Increased production of urine may provoke or aggravate complaints in patients with an obstruction of urinary outflow. Acute retention of urine with possible secondary complications may occur, for example, in patients with bladder emptying disorders, prostatic hyperplasia or narrowing of the urethra (see section 4.4).
Nephrocalcinosis/nephrolithiasis has been reported in premature infants and in adults, generally after long-term therapy.
There have been rare reports of interstitial nephritis.
General disorders and administration site conditions:
Uncommon: asthenia.
Rare: malaise, fever.
Following intramuscular injection, local reactions such as pain may occur.
Pregnancy, puerperium and perinatal conditions:
In premature infants with respiratory distress syndrome, administration of furosemide during the first weeks of life may increase the risk of persistence of patent ductus arteriosus.
In premature infants, furosemide can be precipitated as nephrocalcinosis/ kidney stones.
Rare complications may include minor psychiatric disturbances.

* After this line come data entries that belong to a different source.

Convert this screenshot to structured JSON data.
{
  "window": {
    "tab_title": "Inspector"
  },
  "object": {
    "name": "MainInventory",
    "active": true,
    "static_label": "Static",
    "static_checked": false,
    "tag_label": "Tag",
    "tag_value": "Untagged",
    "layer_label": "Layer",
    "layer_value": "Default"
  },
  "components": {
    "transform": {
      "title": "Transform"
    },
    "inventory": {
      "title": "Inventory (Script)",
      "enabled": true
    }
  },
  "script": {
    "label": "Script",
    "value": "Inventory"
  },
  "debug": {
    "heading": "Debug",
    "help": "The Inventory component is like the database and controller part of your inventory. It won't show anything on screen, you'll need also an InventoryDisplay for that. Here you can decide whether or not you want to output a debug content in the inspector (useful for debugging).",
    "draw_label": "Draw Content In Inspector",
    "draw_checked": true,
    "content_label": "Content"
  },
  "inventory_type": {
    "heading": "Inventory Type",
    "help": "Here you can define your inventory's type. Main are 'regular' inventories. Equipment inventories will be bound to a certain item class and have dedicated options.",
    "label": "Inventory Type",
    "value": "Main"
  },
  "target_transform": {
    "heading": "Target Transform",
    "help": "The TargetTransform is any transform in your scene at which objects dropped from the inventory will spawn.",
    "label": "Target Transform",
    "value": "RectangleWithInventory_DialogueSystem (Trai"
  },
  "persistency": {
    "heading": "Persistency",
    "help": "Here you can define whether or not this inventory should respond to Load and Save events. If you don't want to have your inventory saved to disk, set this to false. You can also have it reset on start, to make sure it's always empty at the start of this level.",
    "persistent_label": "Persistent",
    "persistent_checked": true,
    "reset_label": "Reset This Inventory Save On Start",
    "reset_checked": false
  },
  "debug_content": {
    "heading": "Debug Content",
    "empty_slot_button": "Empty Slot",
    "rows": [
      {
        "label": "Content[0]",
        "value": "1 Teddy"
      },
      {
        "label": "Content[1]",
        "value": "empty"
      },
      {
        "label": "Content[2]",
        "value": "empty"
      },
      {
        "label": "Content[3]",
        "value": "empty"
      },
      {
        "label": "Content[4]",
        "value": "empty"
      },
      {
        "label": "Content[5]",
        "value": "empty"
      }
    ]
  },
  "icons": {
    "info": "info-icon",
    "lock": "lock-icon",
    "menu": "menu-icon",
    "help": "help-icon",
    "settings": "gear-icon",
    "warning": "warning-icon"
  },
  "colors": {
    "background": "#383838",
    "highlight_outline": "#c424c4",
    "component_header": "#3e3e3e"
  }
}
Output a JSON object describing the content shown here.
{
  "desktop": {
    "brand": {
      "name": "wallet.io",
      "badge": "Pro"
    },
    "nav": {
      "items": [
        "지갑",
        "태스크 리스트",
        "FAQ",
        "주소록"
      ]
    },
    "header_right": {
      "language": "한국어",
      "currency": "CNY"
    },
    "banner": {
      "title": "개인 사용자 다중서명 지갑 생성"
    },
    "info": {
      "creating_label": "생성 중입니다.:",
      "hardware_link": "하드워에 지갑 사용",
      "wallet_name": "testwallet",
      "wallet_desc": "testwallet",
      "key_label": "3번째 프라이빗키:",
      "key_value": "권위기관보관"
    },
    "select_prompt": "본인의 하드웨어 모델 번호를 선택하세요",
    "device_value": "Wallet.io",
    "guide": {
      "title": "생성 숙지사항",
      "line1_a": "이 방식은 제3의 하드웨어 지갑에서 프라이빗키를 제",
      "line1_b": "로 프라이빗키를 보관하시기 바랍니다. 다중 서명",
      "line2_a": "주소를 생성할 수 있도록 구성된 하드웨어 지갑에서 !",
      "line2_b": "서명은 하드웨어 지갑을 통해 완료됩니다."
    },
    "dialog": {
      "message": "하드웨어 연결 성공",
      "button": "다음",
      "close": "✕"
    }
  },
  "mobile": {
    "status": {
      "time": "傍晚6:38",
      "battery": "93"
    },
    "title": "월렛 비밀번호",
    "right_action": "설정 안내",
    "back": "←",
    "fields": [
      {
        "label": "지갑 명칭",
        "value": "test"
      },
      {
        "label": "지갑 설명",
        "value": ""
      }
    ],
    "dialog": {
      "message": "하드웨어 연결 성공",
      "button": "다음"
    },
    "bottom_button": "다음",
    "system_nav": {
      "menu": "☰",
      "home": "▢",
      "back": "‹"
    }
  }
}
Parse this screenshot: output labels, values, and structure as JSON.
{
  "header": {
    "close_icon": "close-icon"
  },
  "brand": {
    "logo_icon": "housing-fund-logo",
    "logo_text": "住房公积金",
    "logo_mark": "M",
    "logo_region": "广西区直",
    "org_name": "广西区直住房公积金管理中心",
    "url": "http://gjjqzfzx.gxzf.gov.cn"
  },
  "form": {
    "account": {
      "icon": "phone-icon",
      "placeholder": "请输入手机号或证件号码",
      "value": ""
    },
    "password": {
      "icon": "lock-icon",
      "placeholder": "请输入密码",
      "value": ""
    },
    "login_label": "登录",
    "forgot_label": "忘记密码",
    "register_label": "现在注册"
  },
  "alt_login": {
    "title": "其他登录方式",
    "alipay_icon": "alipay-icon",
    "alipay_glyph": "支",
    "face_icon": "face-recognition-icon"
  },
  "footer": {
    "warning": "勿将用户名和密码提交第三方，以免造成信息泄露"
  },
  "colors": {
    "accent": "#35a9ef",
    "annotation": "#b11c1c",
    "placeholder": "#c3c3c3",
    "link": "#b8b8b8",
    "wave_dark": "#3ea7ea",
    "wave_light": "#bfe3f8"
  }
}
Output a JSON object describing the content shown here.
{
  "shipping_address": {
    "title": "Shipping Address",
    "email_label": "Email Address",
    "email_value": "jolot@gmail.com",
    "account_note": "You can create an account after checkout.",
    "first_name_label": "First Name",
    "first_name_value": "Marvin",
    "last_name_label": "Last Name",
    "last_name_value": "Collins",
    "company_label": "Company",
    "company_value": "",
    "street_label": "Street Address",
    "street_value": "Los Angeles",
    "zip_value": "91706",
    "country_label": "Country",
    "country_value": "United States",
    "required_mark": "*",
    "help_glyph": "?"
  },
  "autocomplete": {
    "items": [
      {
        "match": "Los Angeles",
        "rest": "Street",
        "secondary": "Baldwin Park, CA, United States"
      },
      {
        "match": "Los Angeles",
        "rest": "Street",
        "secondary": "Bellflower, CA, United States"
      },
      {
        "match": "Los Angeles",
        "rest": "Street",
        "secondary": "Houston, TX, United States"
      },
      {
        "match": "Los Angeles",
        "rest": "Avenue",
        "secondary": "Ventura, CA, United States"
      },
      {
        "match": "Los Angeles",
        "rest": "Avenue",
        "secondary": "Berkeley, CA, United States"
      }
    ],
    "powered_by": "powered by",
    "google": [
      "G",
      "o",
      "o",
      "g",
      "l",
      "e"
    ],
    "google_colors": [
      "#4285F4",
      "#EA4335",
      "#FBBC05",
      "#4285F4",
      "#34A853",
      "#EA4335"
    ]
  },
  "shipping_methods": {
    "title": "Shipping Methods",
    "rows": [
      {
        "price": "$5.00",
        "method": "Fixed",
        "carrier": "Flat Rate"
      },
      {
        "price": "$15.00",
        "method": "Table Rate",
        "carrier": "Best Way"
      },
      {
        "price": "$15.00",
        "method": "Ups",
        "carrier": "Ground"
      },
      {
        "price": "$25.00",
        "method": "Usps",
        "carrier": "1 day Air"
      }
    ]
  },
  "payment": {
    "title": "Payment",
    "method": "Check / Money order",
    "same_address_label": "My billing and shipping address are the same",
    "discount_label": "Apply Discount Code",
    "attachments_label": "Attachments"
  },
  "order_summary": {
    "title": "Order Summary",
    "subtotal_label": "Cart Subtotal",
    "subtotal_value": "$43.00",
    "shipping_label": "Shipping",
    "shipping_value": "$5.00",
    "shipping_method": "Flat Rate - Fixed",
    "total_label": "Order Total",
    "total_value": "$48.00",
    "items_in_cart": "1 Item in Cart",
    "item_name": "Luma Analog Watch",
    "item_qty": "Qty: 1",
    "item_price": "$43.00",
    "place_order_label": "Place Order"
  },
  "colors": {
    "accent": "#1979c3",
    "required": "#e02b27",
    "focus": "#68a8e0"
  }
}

Reporting of suspected adverse reactions
Reporting suspected adverse reactions after authorisation of the medicinal product is important. It allows continued monitoring of the benefit/risk balance of the medicinal product. Healthcare professionals are asked to report any suspected adverse reactions via Yellow Card Scheme, Website: www.mhra.gov.uk/yellowcard or search for MHRA Yellow Card in the Google Play or Apple App Store.